Answered by Dana, Hiring Expert at ManpowerGroup, on Thursday, February 19, 2015
Regarding the first question: I think this all depends on the position you’ve been hired for, why you were hired and what kind of company dynamics are going on, and how far in advance you let them know about the vacation.
Typically, I preferred that my candidates told me about any upcoming time off or vacation plans as we approached an offer, or just after they had accepted the offer. Sometimes candidates are wary about mentioning an upcoming vacation to recruiters or Hiring Managers until after things are set in stone, e.g. they’ve been hired and issued a start date. That is not unusual. If you’ve already accepted an offer, or you’ve recently begun a new job, this is probably a good time to bring it up, even if the vacation is still a month away.
But be wary: If you were hired to replace a critical team member who left suddenly, or to tackle a serious set of issues or projects that are time sensitive, you may come to realize that it’s not comfortable to take time off within the first six months. Trust your gut, and observe what your colleagues are doing and how they handle PTO requests during this time frame.
I think most companies would be very understanding, and naturally expect that you would want to take at least some time off during the first six months, unless there are odd circumstances going on, and they have informed you about this in advance. It’s healthy to have a strong work-life balance, and taking some PTO can ultimately help you to be a more productive, successful, and happy employee.
Ask your recruiter or HR contact how time-off is accrued or distributed at this company, though, and if you are allowed to “borrow from the future.” If you won’t have enough PTO hours earned by the start of your vacation, you might be able to take them anyway, putting your PTO total into the negative, without any penalty or negative consequences. Then you may be able to continue to work and build this back up to a positive number over the ensuing months. But find out if the recruiter or HR contact recommends this, and if it’s appropriate for a brand new employee to do so.

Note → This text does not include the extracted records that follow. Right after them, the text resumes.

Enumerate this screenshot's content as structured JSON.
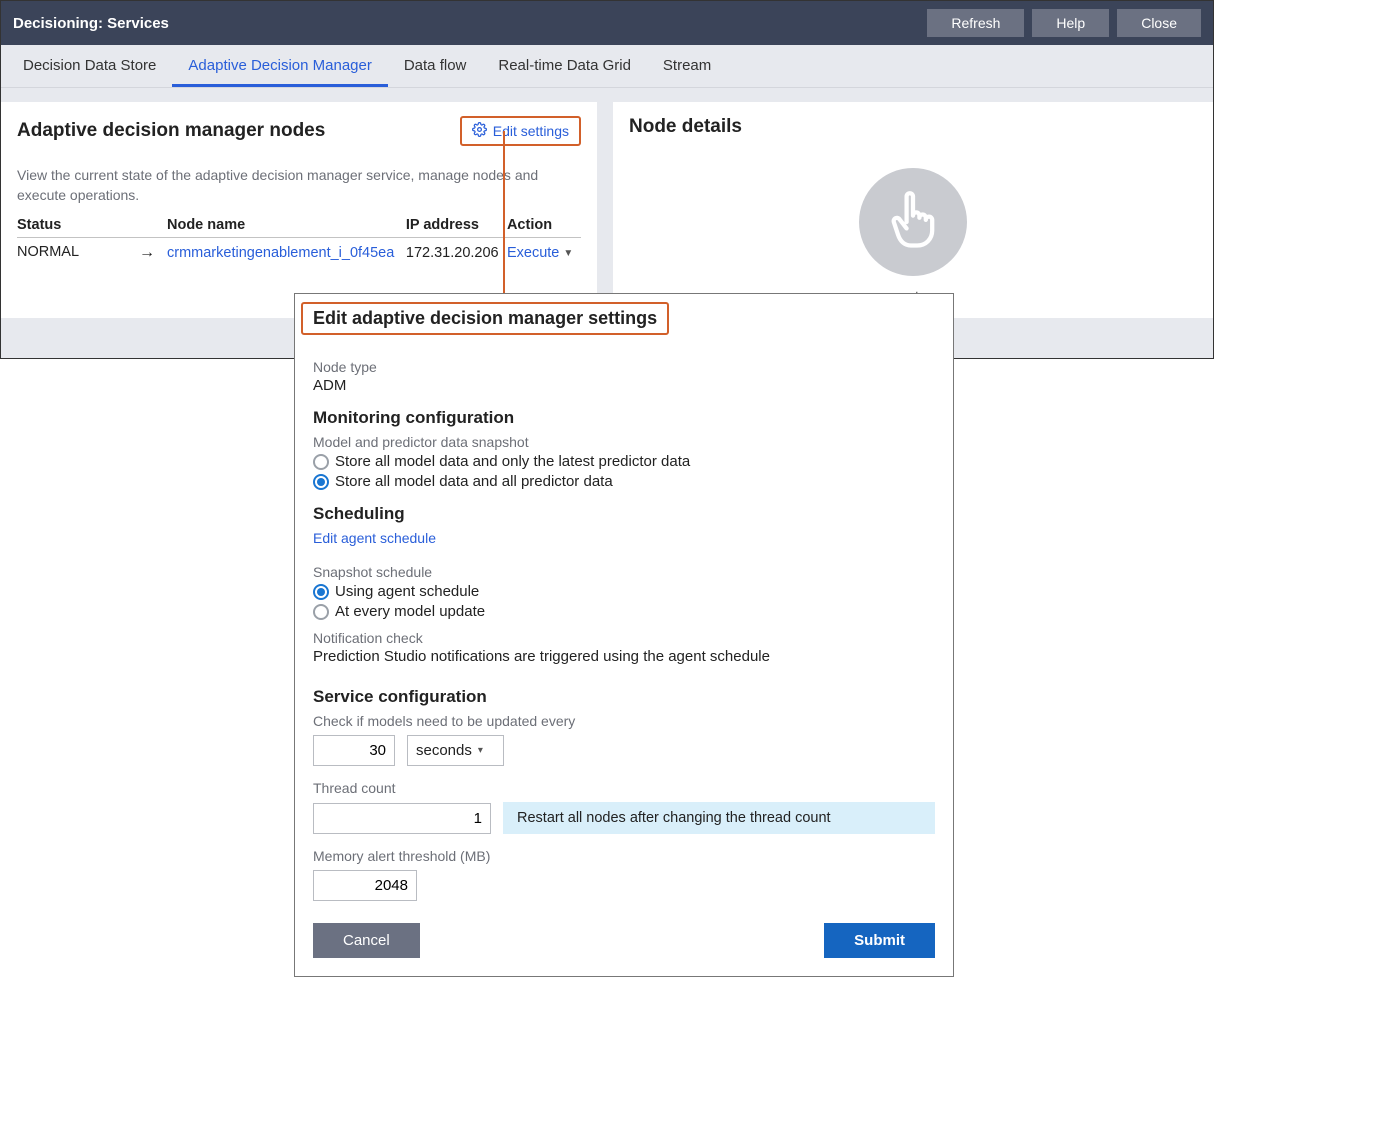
{
  "header": {
    "title": "Decisioning: Services",
    "refresh": "Refresh",
    "help": "Help",
    "close": "Close"
  },
  "tabs": [
    {
      "label": "Decision Data Store"
    },
    {
      "label": "Adaptive Decision Manager"
    },
    {
      "label": "Data flow"
    },
    {
      "label": "Real-time Data Grid"
    },
    {
      "label": "Stream"
    }
  ],
  "activeTab": 1,
  "leftPanel": {
    "title": "Adaptive decision manager nodes",
    "editSettings": "Edit settings",
    "description": "View the current state of the adaptive decision manager service, manage nodes and execute operations.",
    "columns": {
      "status": "Status",
      "node": "Node name",
      "ip": "IP address",
      "action": "Action"
    },
    "rows": [
      {
        "status": "NORMAL",
        "node": "crmmarketingenablement_i_0f45ea",
        "ip": "172.31.20.206",
        "action": "Execute"
      }
    ]
  },
  "rightPanel": {
    "title": "Node details",
    "emptySuffix": "et"
  },
  "modal": {
    "title": "Edit adaptive decision manager settings",
    "nodeTypeLabel": "Node type",
    "nodeTypeValue": "ADM",
    "monitoring": {
      "heading": "Monitoring configuration",
      "snapshotLabel": "Model and predictor data snapshot",
      "opt1": "Store all model data and only the latest predictor data",
      "opt2": "Store all model data and all predictor data",
      "selected": 1
    },
    "scheduling": {
      "heading": "Scheduling",
      "editLink": "Edit agent schedule",
      "snapshotScheduleLabel": "Snapshot schedule",
      "opt1": "Using agent schedule",
      "opt2": "At every model update",
      "selected": 0,
      "notifLabel": "Notification check",
      "notifText": "Prediction Studio notifications are triggered using the agent schedule"
    },
    "service": {
      "heading": "Service configuration",
      "updateLabel": "Check if models need to be updated every",
      "updateValue": "30",
      "updateUnit": "seconds",
      "threadLabel": "Thread count",
      "threadValue": "1",
      "threadWarning": "Restart all nodes after changing the thread count",
      "memLabel": "Memory alert threshold (MB)",
      "memValue": "2048"
    },
    "buttons": {
      "cancel": "Cancel",
      "submit": "Submit"
    }
  }
}
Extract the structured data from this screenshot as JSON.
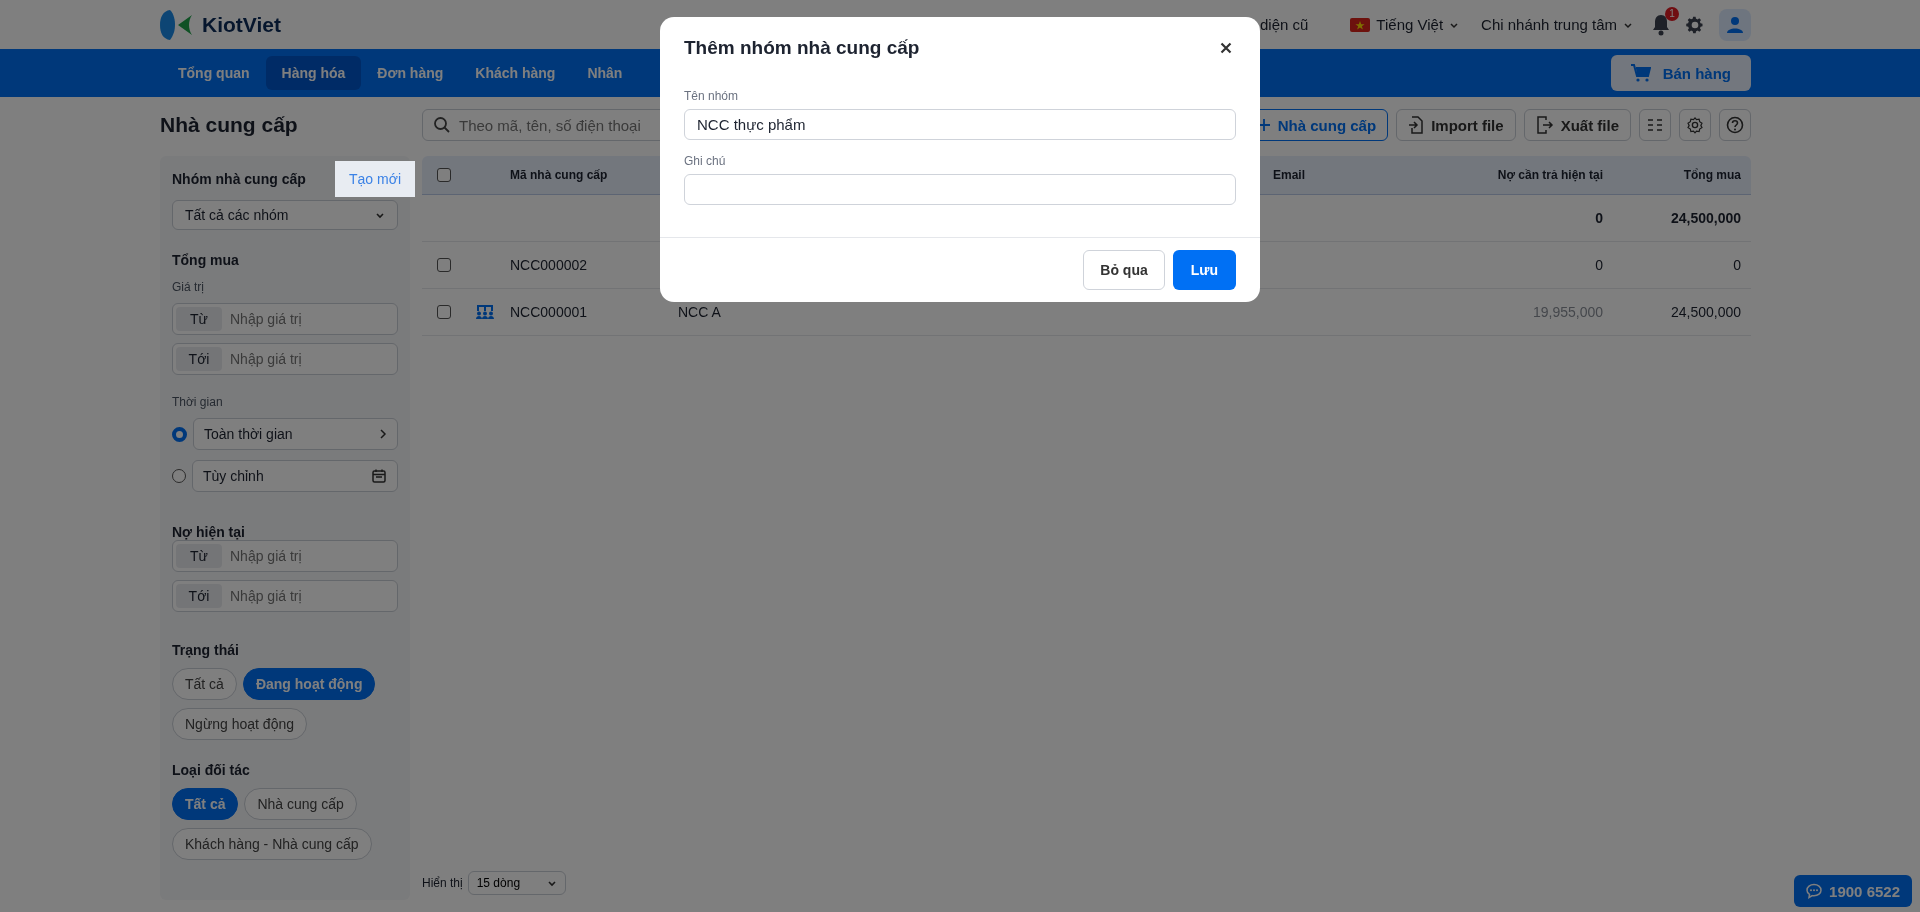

Regarding your second question: I would take all of the PTO you are given. If you get three weeks a year, take all three weeks. It’s important for you to have that balance, and establish this as a priority for your wellbeing. The only cautionary note would be to make sure you are not taking it all at once (unless they’ve told you this is OK), or during a “high season” when a lot of senior employees are off. You may need to be strategic about when you use your vacation time, to ensure adequate coverage for your team.